Memory alignment on i386
Jay Monkman
jtm-list-rtems at smoothsmoothie.com
Fri Aug 27 19:59:17 UTC 2004
On Fri, Aug 27, 2004 at 03:26:16PM -0400, CamiloAlejo at netscape.net wrote:
> What I really need is havig structure members 32-bit aligned. Having also every single variable 32-bit aligned could be a performance improvment, but is not that important now.
Or it might not be a performance improvement. If you're using the data
cache, it will likely be an anti-improvement.

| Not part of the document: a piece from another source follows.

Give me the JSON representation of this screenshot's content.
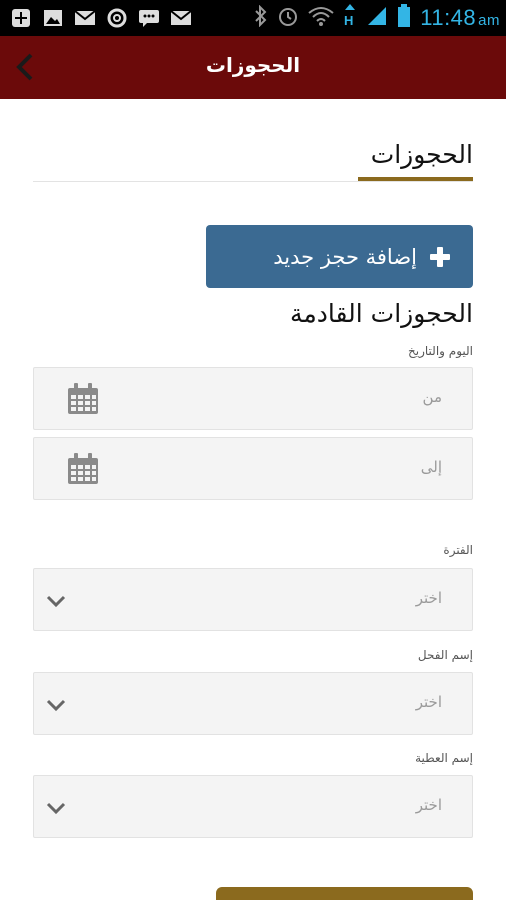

If you find some way to make gcc force every struct member to be 32
bit aligned, you will almost certainly break something. If you blindly
change the alignment, the network code won't work. There are several
structures in the network stack that assume the members are packed,
but don't use the packed attribute.
If you use some non-standard global alignment within your code, and
try to link to RTEMS with its standard alignment, it probably won't
run.
If what you really need is to have _some_ structs to have a different
alignment, like for DMA or hardware registers or something similar,
declare the structs with every byte accounted for, and force them to
be packed:
typedef struct {
uint8_t m1; /* 0x00 */
uint8_t _res0[3];
uint8_t m2; /* 0x04 */
uint8_t _res1;
uint16_t m3; /* 0x06 */
uint32_t m4; /* 0x08 */
uint8_t m5; /* 0x0c */
uint8_t _res2;
uint8_t m6; /* 0x0e */
uint8_t _res3;
} example_t __attribute__ ((packed));
If you have some data structure that must meet some external
requirement, _force_ it to meet the requirement - don't play games
with the compiler's alignment, and hope it will work.